今冬の電力需給対策、北海道に「数値目標なし」の節電要請

2018年11月9日

 資源エネルギー庁は11月8日、今冬の電力需給対策を取りまとめた。それによると、全国で電力の安定供給に最低限必要とされる予備率3%を確保できる見通しだが、北海道については、(1)系統規模が小さく他電力からの融通に制約がある、(2)厳冬のため万一の需給ひっ迫が人の生命・安全に関わる可能性がある、(3)9月にブラックアウトを経験している――ことから、「数値目標なし」の節電要請を行うこととした。節電要請の実施は、東日本大震災に伴う供給力の大幅減少で10季続いた2015年度冬季以来のこと。
 同日、総合資源エネルギー調査会の電力・ガス基本政策小委員会で、資源エネルギー庁は、今冬12~3月の電力需給について、10年に1回程度の厳寒を想定した最大需要量に対し供給力が3%を上回っているかを検証し、さらに、北海道胆振東部地震を踏まえた追加検証を行ったことを説明した。

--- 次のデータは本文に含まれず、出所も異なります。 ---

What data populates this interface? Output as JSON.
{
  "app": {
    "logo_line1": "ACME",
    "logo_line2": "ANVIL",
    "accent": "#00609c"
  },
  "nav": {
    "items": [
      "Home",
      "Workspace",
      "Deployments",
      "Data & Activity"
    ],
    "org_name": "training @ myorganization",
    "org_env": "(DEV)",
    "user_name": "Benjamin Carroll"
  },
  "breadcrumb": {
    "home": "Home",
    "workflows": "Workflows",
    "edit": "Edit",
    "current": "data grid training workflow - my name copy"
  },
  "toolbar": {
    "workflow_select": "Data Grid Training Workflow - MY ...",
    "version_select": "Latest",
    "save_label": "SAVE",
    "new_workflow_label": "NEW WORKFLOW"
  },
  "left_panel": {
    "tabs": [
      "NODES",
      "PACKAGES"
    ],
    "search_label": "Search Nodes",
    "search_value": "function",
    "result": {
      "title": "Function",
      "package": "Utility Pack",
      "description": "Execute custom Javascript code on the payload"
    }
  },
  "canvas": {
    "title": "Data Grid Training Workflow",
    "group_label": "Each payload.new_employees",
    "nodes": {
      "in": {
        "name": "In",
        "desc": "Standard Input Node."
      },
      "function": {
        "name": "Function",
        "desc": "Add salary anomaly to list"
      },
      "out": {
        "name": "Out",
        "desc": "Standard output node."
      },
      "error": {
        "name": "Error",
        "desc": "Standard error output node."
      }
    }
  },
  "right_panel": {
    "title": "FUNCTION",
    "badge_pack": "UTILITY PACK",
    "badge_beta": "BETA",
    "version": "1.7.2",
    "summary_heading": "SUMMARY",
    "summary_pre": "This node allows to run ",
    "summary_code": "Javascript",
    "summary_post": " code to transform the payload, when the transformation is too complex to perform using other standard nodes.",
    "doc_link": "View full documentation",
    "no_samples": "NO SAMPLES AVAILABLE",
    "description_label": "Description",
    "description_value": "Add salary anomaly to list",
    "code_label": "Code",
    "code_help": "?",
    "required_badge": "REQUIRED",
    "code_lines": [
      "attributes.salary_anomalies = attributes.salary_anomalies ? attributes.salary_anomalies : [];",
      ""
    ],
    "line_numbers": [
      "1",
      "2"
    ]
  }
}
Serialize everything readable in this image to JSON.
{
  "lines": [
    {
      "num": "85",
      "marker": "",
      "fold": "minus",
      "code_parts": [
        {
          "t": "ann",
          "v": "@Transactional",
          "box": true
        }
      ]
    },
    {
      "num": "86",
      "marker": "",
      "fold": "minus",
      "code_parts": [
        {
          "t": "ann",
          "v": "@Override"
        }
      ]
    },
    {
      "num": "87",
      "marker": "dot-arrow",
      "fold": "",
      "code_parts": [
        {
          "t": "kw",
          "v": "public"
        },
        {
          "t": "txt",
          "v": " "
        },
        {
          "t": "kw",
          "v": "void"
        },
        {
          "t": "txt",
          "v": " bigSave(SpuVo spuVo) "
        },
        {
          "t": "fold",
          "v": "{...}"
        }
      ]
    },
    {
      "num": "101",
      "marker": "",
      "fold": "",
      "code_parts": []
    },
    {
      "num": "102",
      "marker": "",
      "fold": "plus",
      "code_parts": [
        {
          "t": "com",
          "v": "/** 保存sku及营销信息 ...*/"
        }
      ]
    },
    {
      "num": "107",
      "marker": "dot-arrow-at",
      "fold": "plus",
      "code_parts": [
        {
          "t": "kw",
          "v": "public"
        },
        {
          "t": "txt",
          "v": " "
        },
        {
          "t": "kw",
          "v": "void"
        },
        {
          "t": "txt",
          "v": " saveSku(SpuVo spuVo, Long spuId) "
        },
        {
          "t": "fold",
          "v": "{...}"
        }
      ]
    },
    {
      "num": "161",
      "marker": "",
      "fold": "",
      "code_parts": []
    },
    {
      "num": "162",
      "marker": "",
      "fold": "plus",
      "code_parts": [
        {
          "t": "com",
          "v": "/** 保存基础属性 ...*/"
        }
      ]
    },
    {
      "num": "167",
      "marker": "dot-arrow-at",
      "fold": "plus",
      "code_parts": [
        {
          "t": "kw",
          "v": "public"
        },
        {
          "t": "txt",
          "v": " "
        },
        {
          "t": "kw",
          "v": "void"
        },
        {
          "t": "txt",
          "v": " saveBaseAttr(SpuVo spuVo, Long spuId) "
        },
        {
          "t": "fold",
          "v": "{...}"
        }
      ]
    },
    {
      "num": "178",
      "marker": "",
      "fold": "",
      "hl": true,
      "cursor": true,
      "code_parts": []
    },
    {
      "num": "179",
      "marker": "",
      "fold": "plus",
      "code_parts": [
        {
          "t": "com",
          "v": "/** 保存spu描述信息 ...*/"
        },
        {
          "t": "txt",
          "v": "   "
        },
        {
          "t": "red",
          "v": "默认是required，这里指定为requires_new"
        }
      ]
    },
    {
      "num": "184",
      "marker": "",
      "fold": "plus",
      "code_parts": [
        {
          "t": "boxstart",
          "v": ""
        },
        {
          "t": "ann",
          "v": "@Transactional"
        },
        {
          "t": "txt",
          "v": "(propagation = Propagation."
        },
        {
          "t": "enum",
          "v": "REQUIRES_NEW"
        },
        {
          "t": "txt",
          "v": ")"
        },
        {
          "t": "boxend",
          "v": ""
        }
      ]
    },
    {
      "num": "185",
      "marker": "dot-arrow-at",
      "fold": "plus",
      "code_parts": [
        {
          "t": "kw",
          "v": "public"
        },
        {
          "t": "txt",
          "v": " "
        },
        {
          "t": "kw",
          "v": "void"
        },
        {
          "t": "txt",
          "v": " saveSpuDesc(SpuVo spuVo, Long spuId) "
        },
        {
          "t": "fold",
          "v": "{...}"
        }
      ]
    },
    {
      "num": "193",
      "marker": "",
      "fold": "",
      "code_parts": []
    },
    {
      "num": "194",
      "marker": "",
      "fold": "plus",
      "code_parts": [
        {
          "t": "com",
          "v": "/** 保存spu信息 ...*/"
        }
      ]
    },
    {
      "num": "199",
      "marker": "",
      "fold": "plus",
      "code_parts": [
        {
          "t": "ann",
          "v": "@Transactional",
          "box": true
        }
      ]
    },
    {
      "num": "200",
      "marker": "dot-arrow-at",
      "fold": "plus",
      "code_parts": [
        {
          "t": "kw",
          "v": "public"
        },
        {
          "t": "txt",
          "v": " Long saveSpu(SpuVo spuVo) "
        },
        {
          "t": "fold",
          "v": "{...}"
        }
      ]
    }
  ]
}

泊発電所敷地内の地質調査を行う石渡原子力規制委員(©原子力規制委員会)

 その中で、冬季に電力最需要期を迎える北海道では、最大の供給力として見込む北海道電力苫東厚真発電所4号機(石炭、70万kW)の停止が予備率12.6%の喪失ともなる地域特性から、緊急時には、試運転中の同石狩湾新港発電所1号機(LNG、56.94万kW、2019年2月営業運転開始予定)を運用できるよう前倒しの取組を進めるなど、万全を期すこととされた。現在、同泊発電所は、全号機が新規制基準対応に伴い停止しており、原子力規制委員会による審査が先行する3号機(PWR、91.2万kW)については、敷地内断層の活動性評価が進められている状況だ。因みに、北海道では、全国的に厳しい寒さとなった昨冬、1月25日(札幌市で最低気温マイナス12.7度C)に最大需要525万kWを記録した。
 9月の北海道胆振東部地震に伴う停電に関して、北海道が取りまとめたところによると、商工関係被害額(商品・在庫廃棄等)約136億円、売上影響額(営業・操業停止によるもの)約1,318億円、観光消費影響額(宿泊キャンセル等から推計)約356億円、農業被害額約26億円などと、産業活動に大きな影響を受けたとしている。運輸関係では、信号復旧まで道路輸送が再開できない状況も生じた。